Produce Leading and join method hints with ANY_subquery alias for IN-subquery
mtakahar opened this issue · 0 comments
Postgres optimizer tries to convert an ANY- and IN- subquery expression to an inner join when it satisfies certain conditions, and when it does so, it assigns an internally generated table alias: ANY_subquery
to the subquery.
Example:
An IN-subquery (the same as =ANY (...) ) expression, c2 in (select c1 from t100 where ...)

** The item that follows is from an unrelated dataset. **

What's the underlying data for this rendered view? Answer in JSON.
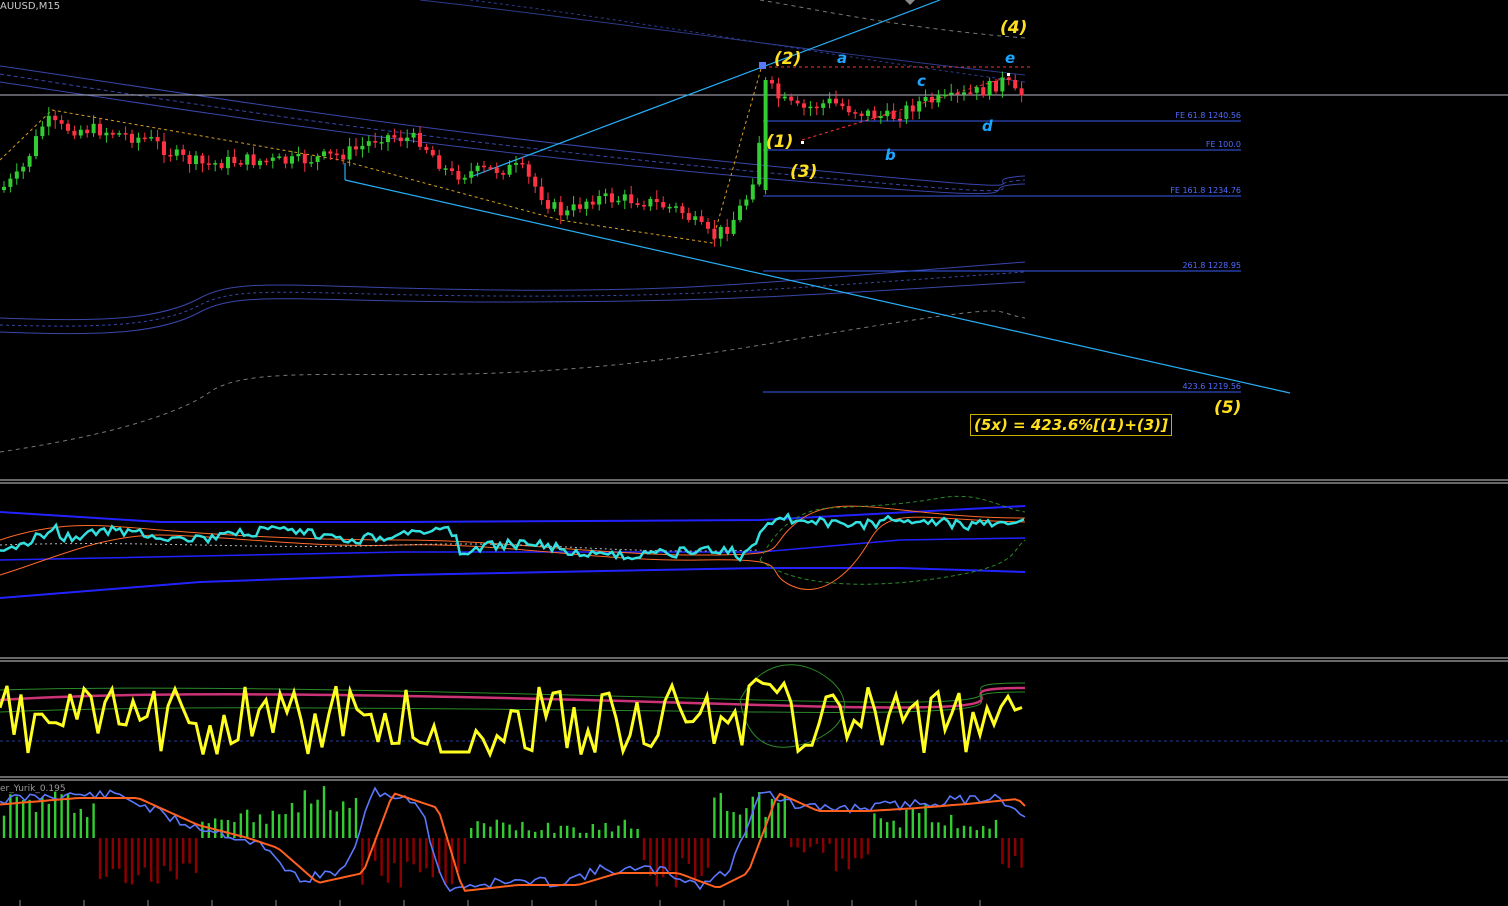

was converted to an inner join, but the Leading hint was not followed. The optimizer actually generated a plan: Leading (( t10000w ( t1000 t100 ) )) NestLoop(t10000w t100) NestLoop(t10000w t100 t1000)
.
explain /*+ Leading (( ( t10000w t100 ) t1000 )) HashJoin(t10000w t100) HashJoin(t10000w t100 t1000) SeqScan(t10000w) SeqScan(t100) SeqScan(t1000) */select * from t10000w where c2 in (select c1 from t100 where exists (select 0 from t1000 where c1 = t100.c2));
QUERY PLAN
-----------------------------------------------------------------------------------
Nested Loop Semi Join (cost=20000000000.00..20000017610.50 rows=400 width=16396)
Join Filter: (t10000w.c2 = t100.c1)
-> YB Seq Scan on t10000w (cost=0.00..1000.00 rows=10000 width=16396)
-> Materialize (cost=10000000000.00..10000001610.75 rows=100 width=4)
-> Nested Loop (cost=10000000000.00..10000001610.25 rows=100 width=4)
Join Filter: (t100.c2 = t1000.c1)
-> YB Seq Scan on t1000 (cost=0.00..100.00 rows=1000 width=4)
-> Materialize (cost=0.00..10.50 rows=100 width=8)
-> YB Seq Scan on t100 (cost=0.00..10.00 rows=100 width=8)
(9 rows)
We can get HashJoins by specifying ANY_subquery
in place of t100
, however, the Leading
hint is still not followed:
explain /*+ Leading (( ( t10000w ANY_subquery ) t1000 )) HashJoin(t10000w ANY_subquery) HashJoin(t10000w ANY_subquery t1000) SeqScan(t10000w) SeqScan(t100) SeqScan(t1000) */select * from t10000w where c2 in (select c1 from t100 where exists (select 0 from t1000 where c1 = t100.c2));
QUERY PLAN
----------------------------------------------------------------------------------
Hash Semi Join (cost=118.50..1149.20 rows=400 width=16396)
Hash Cond: (t10000w.c2 = t100.c1)
-> YB Seq Scan on t10000w (cost=0.00..1000.00 rows=10000 width=16396)
-> Hash (cost=117.25..117.25 rows=100 width=4)
-> Hash Join (cost=11.25..117.25 rows=100 width=4)
Hash Cond: (t1000.c1 = t100.c2)
-> YB Seq Scan on t1000 (cost=0.00..100.00 rows=1000 width=4)
-> Hash (cost=10.00..10.00 rows=100 width=8)
-> YB Seq Scan on t100 (cost=0.00..10.00 rows=100 width=8)
(9 rows)
We need more investigations before we can implement this to the framework.